We've been reporting on Congress' move to make it nearly impossible for the U.S. Environmental Protection Agency to regulate coal ash — something the agency has been considering for decades, but only began taking seriously after the Tennessee Valley Authority disaster of Dec. 22, 2008.
The bill made it through the U.S. House of Representatives and is waiting on the Senate to make a move.
Duke Energy and Progress Energy, North Carolina's big energy companies — and the ones hoping to merge soon — have outspent every other entity in their coal-ash lobbying efforts. They'd prefer coal-ash regulation stays as it is: minimal; the feds don't regulate it, and the states barely do.
Meanwhile, from The Wall Street Journal's Market Watch blog, a press release from the Environmental Integrity Project:
A total of 20 additional coal ash dump sites causing groundwater and soil contamination in 10 states - Florida, Georgia, Illinois, Indiana, Iowa, Kentucky, Nevada, South Carolina, Tennessee and Texas - have been uncovered by the nonprofit Environmental Integrity Project (EIP).Today, EIP also released a letter to Congress from thousands of residents near coal ash dump sites in 27 states pleading for proper federal oversight - even as some in Congress are urging that federal oversight to clean up toxic coal ash pollution be relaxed and authority to enforce meaningful standards be eliminated.

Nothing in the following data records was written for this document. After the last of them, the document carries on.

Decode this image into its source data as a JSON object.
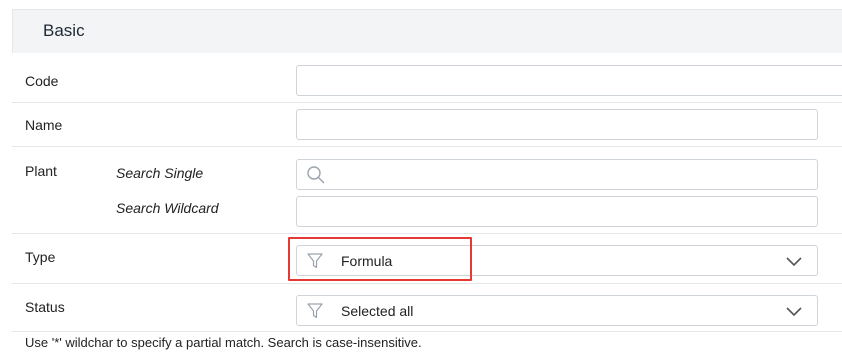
{
  "section": {
    "title": "Basic"
  },
  "fields": {
    "code": {
      "label": "Code",
      "value": ""
    },
    "name": {
      "label": "Name",
      "value": ""
    },
    "plant": {
      "label": "Plant",
      "search_single_label": "Search Single",
      "search_single_value": "",
      "search_wildcard_label": "Search Wildcard",
      "search_wildcard_value": ""
    },
    "type": {
      "label": "Type",
      "selected": "Formula",
      "filter_icon": "funnel-icon"
    },
    "status": {
      "label": "Status",
      "selected": "Selected all",
      "filter_icon": "funnel-icon"
    }
  },
  "footnote": "Use '*' wildchar to specify a partial match. Search is case-insensitive.",
  "colors": {
    "highlight": "#e53935",
    "header_bg": "#f2f4f6",
    "border": "#cfd4da"
  }
}
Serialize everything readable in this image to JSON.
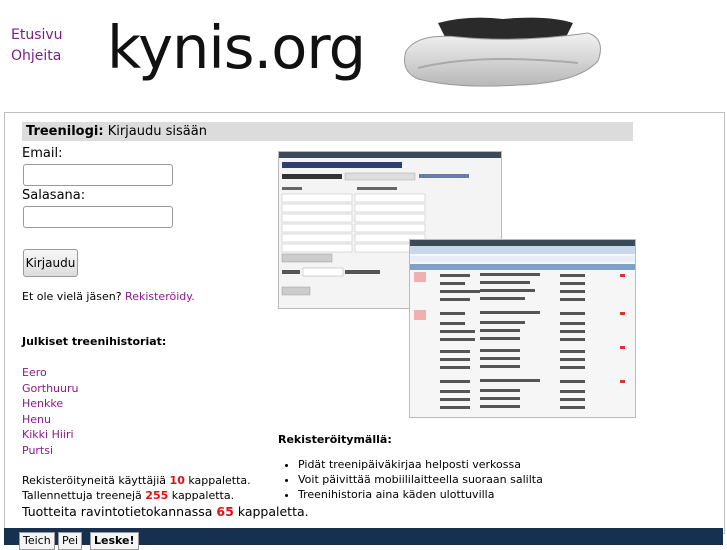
{
  "nav": {
    "home": "Etusivu",
    "help": "Ohjeita"
  },
  "logo_text": "kynis.org",
  "login": {
    "title_bold": "Treenilogi:",
    "title_rest": "Kirjaudu sisään",
    "email_label": "Email:",
    "password_label": "Salasana:",
    "button": "Kirjaudu",
    "not_member": "Et ole vielä jäsen?",
    "register_link": "Rekisteröidy."
  },
  "public": {
    "title": "Julkiset treenihistoriat:",
    "users": [
      "Eero",
      "Gorthuuru",
      "Henkke",
      "Henu",
      "Kikki Hiiri",
      "Purtsi"
    ]
  },
  "stats": {
    "users_pre": "Rekisteröityneitä käyttäjiä",
    "users_count": "10",
    "users_post": "kappaletta.",
    "workouts_pre": "Tallennettuja treenejä",
    "workouts_count": "255",
    "workouts_post": "kappaletta.",
    "products_pre": "Tuotteita ravintotietokannassa",
    "products_count": "65",
    "products_post": "kappaletta."
  },
  "registered": {
    "title": "Rekisteröitymällä:",
    "items": [
      "Pidät treenipäiväkirjaa helposti verkossa",
      "Voit päivittää mobiililaitteella suoraan salilta",
      "Treenihistoria aina käden ulottuvilla"
    ]
  },
  "footer": {
    "lang1": "Teich",
    "lang2": "Pei",
    "lang3": "Leske!"
  },
  "colors": {
    "link": "#7a1f8a",
    "accent_red": "#e01010",
    "footer": "#16304f",
    "titlebar": "#dcdcdc"
  }
}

Since 2010, EIP has identified 90 coal ash ponds and landfills with groundwater contamination that have been overlooked in reports prepared by the U.S. Environmental Protection Agency (EPA). Nearly all (19 of 20) of the newly identified problem coal ash dump sites have contaminated groundwater with arsenic or other toxic metals exceeding at least one Safe Drinking Water Act Maximum Contaminant Level (MCL) as well as other health-based standards. An additional site in Indiana has contaminated soil along a rail trail with arsenic 900 times the federal screening levels for site cleanups.